Tampa Bay Lightning General Manager Jay Feaster was the Bears’ GM at the time and remembers Yanick’s illness with great pain.

"He told us he was so tired all the time, said he would go home after practice and if he didn’t set an alarm for his afternoon nap, he’d sleep right through until morning. That’s how exhausted he was all the time. They have the finest medical care in the world available there at the Penn State Milton S. Hershey Medical Center and our orthopedic surgeon, Dr. Kevin Black, coordinated our players’ medical needs.

"Yanick had blood work and I got the results on a Friday afternoon. The next morning, I brought in our coach, Bill Barber, and my assistant, Doug Yingst, now the Hershey GM, and Yanick and told him the news. He went back to my office and called his family. It was a very, very difficult time.

"It hurt everyone because this was a great kid, one of those fun people to be around. It was incredibly easy to like Yanick, an awesome young man. It’s very difficult when it happens to somebody that young. I keep a picture that we had done as an organization in loving memory of him, in a Bears’ uniform, with the dates of his birth, Nov. 20, 1972, and death, Aug. 17, 1997. I’ve had that with me ever since.
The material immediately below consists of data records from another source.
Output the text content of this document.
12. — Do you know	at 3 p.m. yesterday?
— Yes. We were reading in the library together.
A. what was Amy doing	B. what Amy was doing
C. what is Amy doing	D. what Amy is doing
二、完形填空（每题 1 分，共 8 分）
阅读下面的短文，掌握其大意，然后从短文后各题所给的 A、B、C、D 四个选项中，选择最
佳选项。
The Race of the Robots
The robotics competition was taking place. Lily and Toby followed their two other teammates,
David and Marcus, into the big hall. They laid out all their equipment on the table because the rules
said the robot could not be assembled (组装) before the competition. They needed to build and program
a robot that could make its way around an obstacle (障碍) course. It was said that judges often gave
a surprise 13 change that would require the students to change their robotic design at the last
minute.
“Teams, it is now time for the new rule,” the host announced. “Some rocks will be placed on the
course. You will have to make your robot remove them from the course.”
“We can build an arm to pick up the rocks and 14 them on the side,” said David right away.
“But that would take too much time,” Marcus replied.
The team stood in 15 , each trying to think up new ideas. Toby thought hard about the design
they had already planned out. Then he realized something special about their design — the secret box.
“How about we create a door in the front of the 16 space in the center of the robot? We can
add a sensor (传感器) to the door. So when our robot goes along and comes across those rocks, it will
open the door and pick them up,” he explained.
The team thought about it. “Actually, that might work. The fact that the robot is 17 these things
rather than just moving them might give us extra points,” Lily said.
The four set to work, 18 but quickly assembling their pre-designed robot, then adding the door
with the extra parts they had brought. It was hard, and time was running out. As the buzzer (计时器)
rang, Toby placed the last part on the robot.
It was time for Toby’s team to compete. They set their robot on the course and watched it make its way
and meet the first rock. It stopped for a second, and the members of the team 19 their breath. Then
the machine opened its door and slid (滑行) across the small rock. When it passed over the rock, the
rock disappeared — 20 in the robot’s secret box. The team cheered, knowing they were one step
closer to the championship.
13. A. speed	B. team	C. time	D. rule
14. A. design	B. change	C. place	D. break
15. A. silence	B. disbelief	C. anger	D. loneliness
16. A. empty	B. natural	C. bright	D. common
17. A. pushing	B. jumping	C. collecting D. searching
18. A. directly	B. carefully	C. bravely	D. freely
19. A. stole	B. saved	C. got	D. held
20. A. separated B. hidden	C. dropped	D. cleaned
"You know, players are comfortable in their element, the dressing room, but the young ones aren’t usually comfortable with ‘the suits’ upstairs. Yanick was different. He’d come up and plop in a chair and shoot the breeze. I loved to watch him skate. I didn’t see Joe DiMaggio play baseball, but people said he ran like a deer. That’s how I thought of the way ‘Duper’ skated, so fluid and effortless, like ballet on ice.

"After the remission, the leukemia came back with a vengeance yet even through that, when I talked to him or his dad, he never wallowed in self pity. There were no complaints. He came back for a game in 1996-97 and even though he was sick, there were no complaints.

"When I got your request to talk about Yanick, it jolted me because it’s painful to think about what happened to him and that it’s been 10 years, but I’m glad I was asked to contribute to a remembrance of a fine young man."

Both the AHL and Flyers’ Yanick Dupre Awards recognize service to the community. Dupre was always involved in community activities in Hershey and Philadelphia. When he got sick, the Hershey community gave back.

"We did a huge bone-marrow drive on the floor of the old Hersheypark Arena and advertised it," Feaster recalled. "The people were lined up to be tested, going up the steps and around the concourse. I’m still on the marrow-registry list and get all the mailings. I keep my address up to date, if they need me, because of Yanick."